When asked questions about collaboration, 85% of respondents actively support the idea that credit unions in Britain should work together to develop credit union service organisations. A key finding around purpose was that 88% of respondents support the idea of Abcul taking the lead on developing data on who credit unions are serving and the social value they create.
After canvassing views through a series of events, individual meetings and an online survey, Abcul explored the key findings to establish evidence for policy changes and set out a roadmap for the development of products and services to support the sector’s strategic aims.
Strategy objectives include credit unions becoming digital-front providers of savings, lending and payment products, and closer co-operation between credit unions informally as well as through credit union service organisations. The vision also sees credit union build a traditional and digital marketing skills base within the sector to drive awareness.
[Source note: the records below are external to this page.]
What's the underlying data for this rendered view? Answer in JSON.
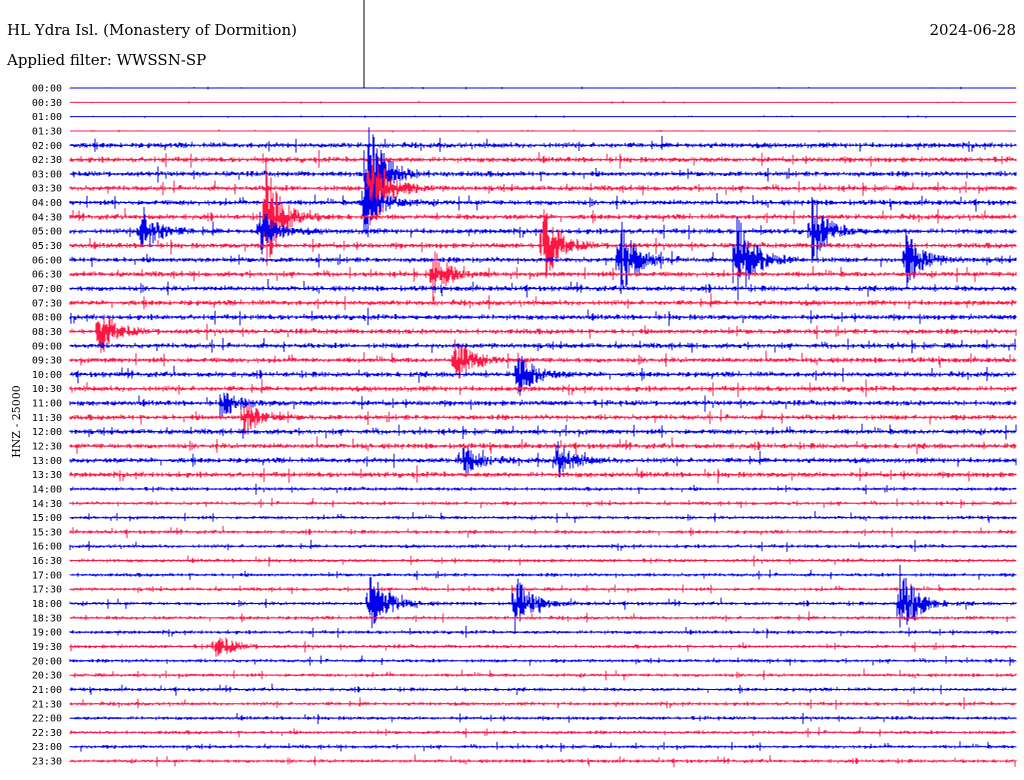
{
  "header": {
    "title": "HL Ydra Isl. (Monastery of Dormition)",
    "filter": "Applied filter: WWSSN-SP",
    "date": "2024-06-28"
  },
  "chart_data": {
    "type": "line",
    "title": "HL Ydra Isl. (Monastery of Dormition)",
    "ylabel": "HNZ - 25000",
    "minutes_per_line": 30,
    "colors": [
      "#0000ee",
      "#ff1744"
    ],
    "row_labels": [
      "00:00",
      "00:30",
      "01:00",
      "01:30",
      "02:00",
      "02:30",
      "03:00",
      "03:30",
      "04:00",
      "04:30",
      "05:00",
      "05:30",
      "06:00",
      "06:30",
      "07:00",
      "07:30",
      "08:00",
      "08:30",
      "09:00",
      "09:30",
      "10:00",
      "10:30",
      "11:00",
      "11:30",
      "12:00",
      "12:30",
      "13:00",
      "13:30",
      "14:00",
      "14:30",
      "15:00",
      "15:30",
      "16:00",
      "16:30",
      "17:00",
      "17:30",
      "18:00",
      "18:30",
      "19:00",
      "19:30",
      "20:00",
      "20:30",
      "21:00",
      "21:30",
      "22:00",
      "22:30",
      "23:00",
      "23:30"
    ],
    "events": [
      {
        "row": 6,
        "minute": 9.4,
        "amplitude": 70
      },
      {
        "row": 7,
        "minute": 9.5,
        "amplitude": 55
      },
      {
        "row": 8,
        "minute": 9.3,
        "amplitude": 40
      },
      {
        "row": 9,
        "minute": 6.2,
        "amplitude": 60
      },
      {
        "row": 10,
        "minute": 6.0,
        "amplitude": 25
      },
      {
        "row": 10,
        "minute": 2.2,
        "amplitude": 30
      },
      {
        "row": 10,
        "minute": 23.5,
        "amplitude": 35
      },
      {
        "row": 11,
        "minute": 15.0,
        "amplitude": 40
      },
      {
        "row": 12,
        "minute": 17.4,
        "amplitude": 45
      },
      {
        "row": 12,
        "minute": 21.1,
        "amplitude": 60
      },
      {
        "row": 12,
        "minute": 26.5,
        "amplitude": 30
      },
      {
        "row": 13,
        "minute": 11.5,
        "amplitude": 25
      },
      {
        "row": 17,
        "minute": 0.9,
        "amplitude": 25
      },
      {
        "row": 19,
        "minute": 12.2,
        "amplitude": 25
      },
      {
        "row": 20,
        "minute": 14.2,
        "amplitude": 25
      },
      {
        "row": 22,
        "minute": 4.8,
        "amplitude": 15
      },
      {
        "row": 23,
        "minute": 5.5,
        "amplitude": 20
      },
      {
        "row": 26,
        "minute": 12.4,
        "amplitude": 20
      },
      {
        "row": 26,
        "minute": 15.4,
        "amplitude": 20
      },
      {
        "row": 36,
        "minute": 9.5,
        "amplitude": 40
      },
      {
        "row": 36,
        "minute": 14.1,
        "amplitude": 30
      },
      {
        "row": 36,
        "minute": 26.3,
        "amplitude": 45
      },
      {
        "row": 39,
        "minute": 4.6,
        "amplitude": 15
      }
    ]
  }
}
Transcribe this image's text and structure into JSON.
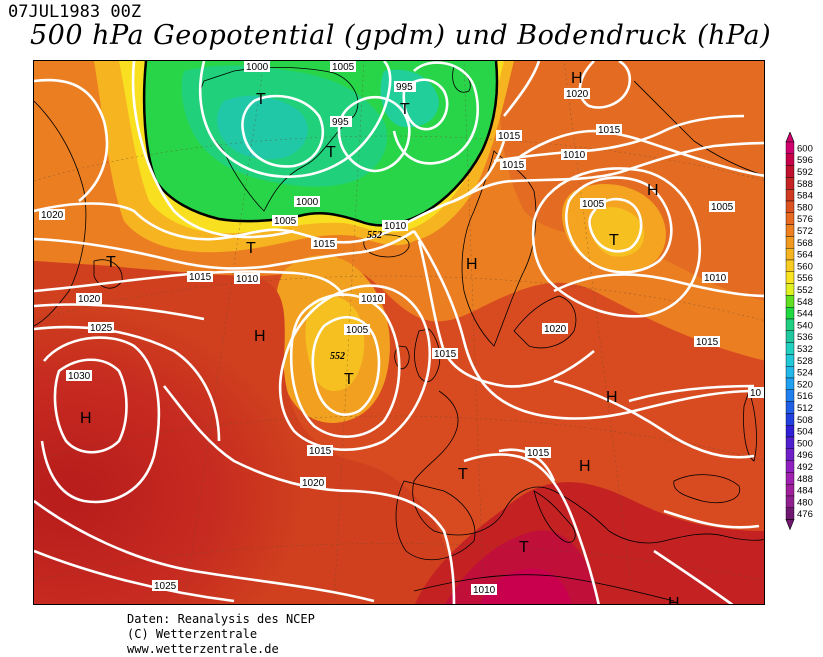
{
  "header": {
    "date": "07JUL1983 00Z",
    "title": "500 hPa Geopotential (gpdm) und Bodendruck (hPa)"
  },
  "legend": {
    "levels": [
      "600",
      "596",
      "592",
      "588",
      "584",
      "580",
      "576",
      "572",
      "568",
      "564",
      "560",
      "556",
      "552",
      "548",
      "544",
      "540",
      "536",
      "532",
      "528",
      "524",
      "520",
      "516",
      "512",
      "508",
      "504",
      "500",
      "496",
      "492",
      "488",
      "484",
      "480",
      "476"
    ],
    "colors": [
      "#d0006e",
      "#c8004a",
      "#c0102e",
      "#c62424",
      "#d03a20",
      "#dc5220",
      "#e86a20",
      "#ee8020",
      "#f29a20",
      "#f6b420",
      "#f8cc20",
      "#f8e420",
      "#e0f020",
      "#60e020",
      "#20d840",
      "#20d080",
      "#20c8a0",
      "#20d0c0",
      "#20c8d8",
      "#20b8e8",
      "#20a0f0",
      "#2080f0",
      "#2060e8",
      "#2040e0",
      "#3020d8",
      "#5020d0",
      "#7020c8",
      "#9020c0",
      "#a020b0",
      "#a0209c",
      "#902090",
      "#701870"
    ]
  },
  "map_labels": {
    "pressure_highs": [
      "H",
      "H",
      "H",
      "H",
      "H",
      "H",
      "H",
      "H"
    ],
    "pressure_lows": [
      "T",
      "T",
      "T",
      "T",
      "T",
      "T",
      "T",
      "T",
      "T"
    ],
    "isobar_labels": [
      "1000",
      "1005",
      "995",
      "995",
      "1000",
      "1005",
      "1010",
      "1015",
      "1010",
      "1015",
      "1020",
      "1020",
      "1025",
      "1030",
      "1005",
      "1010",
      "1015",
      "1015",
      "1020",
      "1015",
      "1010",
      "1020",
      "1015",
      "1010",
      "1005",
      "1015",
      "1010",
      "1005",
      "1020",
      "1015",
      "1025",
      "1010",
      "1015",
      "10"
    ],
    "geopotential_labels": [
      "552",
      "552"
    ]
  },
  "footer": {
    "line1": "Daten: Reanalysis des NCEP",
    "line2": "(C) Wetterzentrale",
    "line3": "www.wetterzentrale.de"
  }
}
Abcul’s role in this process, as envisioned by respondents, will include consulting further on coordinating and supporting strategic mergers, developing a paid compliance service for credit unions to share the cost of regulatory burdens, and building on existing core services. Furthermore, Abcul will focus on attracting additional capital investment into the sector, support the Credit Union Foundation as its delivers a bespoke leadership and management school for credit unions, develop a marketing service and facilitate the sector’s navigation of the FinTech environment. In addition, Abcul will be working on developing a “clear and compelling narrative around the role of credit unions in extending access to affordable credit” and a shared data service providing clear intelligence for credit unions to analyse business activity.
To deepen collaboration, Abcul and other organisations will facilitate the development of credit union-owned and led CUSOs and explore the development of a system of standards and benchmarks for credit unions.
Mr Kelly added that it was important to remember that the strategy was not to be imposed on all credit unions and that some were not as far as others. “For some legislative reform and new products and services are not a priority,” he explained. His advice for those credit unions is to ensure that in five years’ time they are in a sustainable situation.
“Can we afford not to go down this route? No,” he said.
Abcul will be publishing a document with further details about the strategy and how it plans to stay on track later in May.